I will start with a tool that I tried to use and failed miserably with.

When I started teaching myself how to meditate, I started using guided meditations.  Surely at least some of the people putting out guided meditations knew what they were doing; even if most of the guided meditation teachers were useless, surely some of them would work.

I found not one of the guided meditations I tried was of any help to me at all.  I eventually worked out that this was because of a quirk of my brain that most people do not have – a quirk that I did not realise existed.

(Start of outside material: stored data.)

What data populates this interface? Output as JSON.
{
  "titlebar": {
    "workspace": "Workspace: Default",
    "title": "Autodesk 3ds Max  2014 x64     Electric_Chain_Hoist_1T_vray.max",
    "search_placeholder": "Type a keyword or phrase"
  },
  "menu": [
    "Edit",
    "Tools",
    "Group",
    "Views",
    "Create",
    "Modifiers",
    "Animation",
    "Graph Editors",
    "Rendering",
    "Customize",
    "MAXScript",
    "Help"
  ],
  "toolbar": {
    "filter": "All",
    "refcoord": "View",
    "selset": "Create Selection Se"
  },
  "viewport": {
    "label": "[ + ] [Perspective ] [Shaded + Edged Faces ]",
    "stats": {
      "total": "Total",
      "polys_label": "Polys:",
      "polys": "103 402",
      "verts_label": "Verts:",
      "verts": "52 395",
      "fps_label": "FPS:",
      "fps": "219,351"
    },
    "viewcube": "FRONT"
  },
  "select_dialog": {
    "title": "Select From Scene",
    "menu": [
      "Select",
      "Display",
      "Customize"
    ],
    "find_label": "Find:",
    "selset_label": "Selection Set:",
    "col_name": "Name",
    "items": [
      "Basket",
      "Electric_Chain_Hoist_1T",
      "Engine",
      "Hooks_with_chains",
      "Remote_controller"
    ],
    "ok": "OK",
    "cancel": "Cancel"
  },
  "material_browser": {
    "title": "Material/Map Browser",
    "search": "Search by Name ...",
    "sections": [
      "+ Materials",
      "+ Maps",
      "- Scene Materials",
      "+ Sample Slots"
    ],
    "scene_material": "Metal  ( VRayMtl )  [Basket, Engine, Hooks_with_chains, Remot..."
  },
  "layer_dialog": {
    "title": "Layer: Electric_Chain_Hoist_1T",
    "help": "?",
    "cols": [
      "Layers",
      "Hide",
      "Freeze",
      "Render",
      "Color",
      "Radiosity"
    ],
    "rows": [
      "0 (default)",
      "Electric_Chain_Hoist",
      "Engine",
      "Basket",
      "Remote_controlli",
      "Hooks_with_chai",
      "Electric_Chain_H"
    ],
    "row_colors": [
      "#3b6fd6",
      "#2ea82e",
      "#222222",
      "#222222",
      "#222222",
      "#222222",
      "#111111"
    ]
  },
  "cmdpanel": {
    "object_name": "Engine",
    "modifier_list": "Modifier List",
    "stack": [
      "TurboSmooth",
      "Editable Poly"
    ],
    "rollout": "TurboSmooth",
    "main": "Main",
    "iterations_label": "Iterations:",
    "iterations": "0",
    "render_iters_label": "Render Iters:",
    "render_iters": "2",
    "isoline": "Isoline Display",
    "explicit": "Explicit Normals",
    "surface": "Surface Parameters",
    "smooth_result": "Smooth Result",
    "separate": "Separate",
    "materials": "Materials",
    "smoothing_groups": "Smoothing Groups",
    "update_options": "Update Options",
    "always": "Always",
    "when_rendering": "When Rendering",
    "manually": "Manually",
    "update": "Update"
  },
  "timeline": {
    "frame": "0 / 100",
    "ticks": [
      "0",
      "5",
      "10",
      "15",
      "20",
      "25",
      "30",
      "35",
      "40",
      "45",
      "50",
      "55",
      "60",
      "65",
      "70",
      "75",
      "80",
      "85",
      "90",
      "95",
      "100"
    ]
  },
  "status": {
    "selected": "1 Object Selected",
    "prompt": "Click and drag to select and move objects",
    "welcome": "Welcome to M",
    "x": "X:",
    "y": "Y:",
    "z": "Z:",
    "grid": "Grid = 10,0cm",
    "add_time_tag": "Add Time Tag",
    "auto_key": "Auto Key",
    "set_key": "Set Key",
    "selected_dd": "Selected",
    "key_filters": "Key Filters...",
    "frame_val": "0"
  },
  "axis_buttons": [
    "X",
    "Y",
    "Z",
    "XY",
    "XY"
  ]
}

Every guided meditation that I have tried told me to visualise or imagine a scene in my head.  Until I started learning to meditate, whenever I was asked to imagine or visualise something, I thought that everyone in the world did what I did.  If the guided meditation told me to visualise I was in a forest for example, I NEVER saw a picture of a forest in my head.  I got (at best) the image of the word “Forest” – just as I have typed it here.  So when I was asked to visualise a forest, with a path leading down to the shore of a lake where fishes were jumping and the sun was shining over the water with a wise man or woman sitting in a chair, I got a long and confusing string of words jumping around in my head.

I wondered how a long string of words jumping around in my head was supposed to help me, so I asked Margaret what happened in her head when she was asked to visualise something such as a forest path.  I was shocked when she told me that she actually saw a picture in her head of a forest path.  Until then, it had never occurred to me that when people were asked to “visualise” most people actually saw pictures of the things they were visualising.

Once I knew I was wired differently from most other people – at least in relation to visualising – I did a google search and found there is a label for people like me – “Aphantasia” is the label.  Wiki says “Aphantasia is the inability to voluntarily visualize mental images.”

So because I cannot visualise, using guided meditation was of no use to me in learning how to meditate.

If you are like me and cannot visualise, you will probably find guided meditations are not helpful.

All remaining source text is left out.